Nossos países têm o mesmo interesse naquele país sofredor: um acordo político, estabilidade, desenvolvimento econômico e a negação de qualquer refúgio para terroristas. Opomo-nos a qualquer tomada militar do Afeganistão, que só levará a décadas de guerra civil, já que o Taleban não pode conquistar todo o país e, ainda assim, deve ser incluído em qualquer governo para ter sucesso.
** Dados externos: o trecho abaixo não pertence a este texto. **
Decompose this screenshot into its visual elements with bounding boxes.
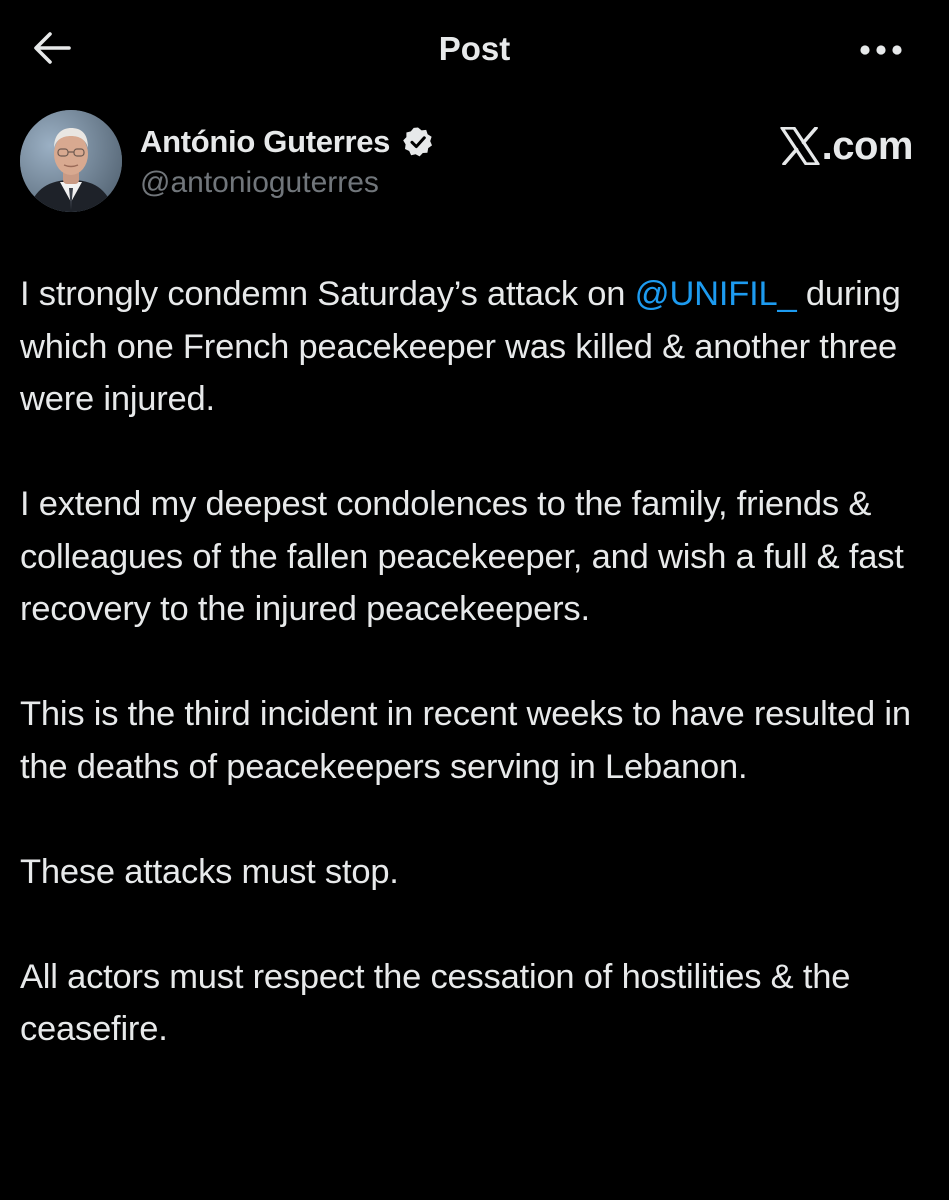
author-display-name[interactable]: António Guterres bbox=[140, 124, 390, 160]
brand-watermark: .com bbox=[780, 123, 914, 168]
page-title: Post bbox=[438, 30, 511, 67]
post-paragraph-3: This is the third incident in recent wee… bbox=[20, 695, 911, 786]
post-paragraph-4: These attacks must stop. bbox=[20, 852, 399, 891]
brand-label: .com bbox=[821, 123, 914, 168]
post-paragraph-1: I strongly condemn Saturday’s attack on … bbox=[20, 268, 930, 426]
verified-badge-icon bbox=[402, 126, 434, 158]
post-paragraph-2: I extend my deepest condolences to the f… bbox=[20, 485, 904, 628]
post-text: I strongly condemn Saturday’s attack on … bbox=[20, 268, 930, 1056]
avatar-image bbox=[20, 110, 122, 212]
mention-link[interactable]: @UNIFIL_ bbox=[635, 275, 797, 313]
post-author: António Guterres @antonioguterres .com bbox=[20, 106, 929, 216]
post-paragraph-5: All actors must respect the cessation of… bbox=[20, 957, 851, 1049]
avatar[interactable] bbox=[20, 110, 122, 212]
more-options-button[interactable] bbox=[853, 30, 909, 70]
top-bar: Post bbox=[0, 0, 949, 96]
name-line: António Guterres bbox=[140, 122, 434, 162]
x-logo-icon bbox=[780, 127, 820, 165]
more-horizontal-icon bbox=[860, 45, 902, 55]
author-handle[interactable]: @antonioguterres bbox=[140, 166, 379, 200]
post-page: Post António Guterres @antonioguterres .… bbox=[0, 0, 949, 1200]
post-text-segment: I strongly condemn Saturday’s attack on bbox=[20, 275, 635, 313]
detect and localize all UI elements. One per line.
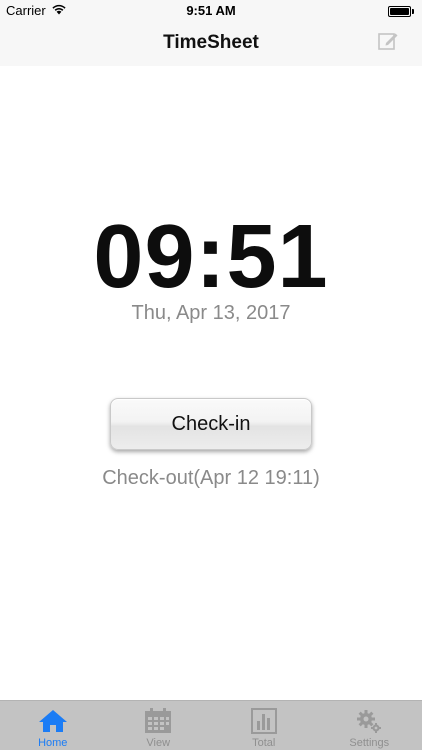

No passado, o Paquistão cometeu um erro ao escolher entre partidos afegãos em guerra, mas aprendemos com essa experiência. Não temos favoritos e trabalharemos com qualquer governo que goze da confiança do povo afegão. A história prova que o Afeganistão nunca pode ser controlado de fora.

Nosso país sofreu muito com as guerras no Afeganistão. Mais de 70,000 paquistaneses foram mortos. Enquanto os Estados Unidos forneceram US $ 20 bilhões em ajuda, as perdas para a economia do Paquistão ultrapassaram US $ 150 bilhões. O turismo e o investimento secaram. Depois de se juntar ao esforço dos EUA, o Paquistão foi escolhido como um colaborador, levando ao terrorismo contra nosso país do Paquistão Tehreek-e-Taliban e outros grupos. Os ataques de drones americanos, contra os quais avisei, não venceram a guerra, mas criaram ódio aos americanos, aumentando as fileiras de grupos terroristas contra nossos dois países.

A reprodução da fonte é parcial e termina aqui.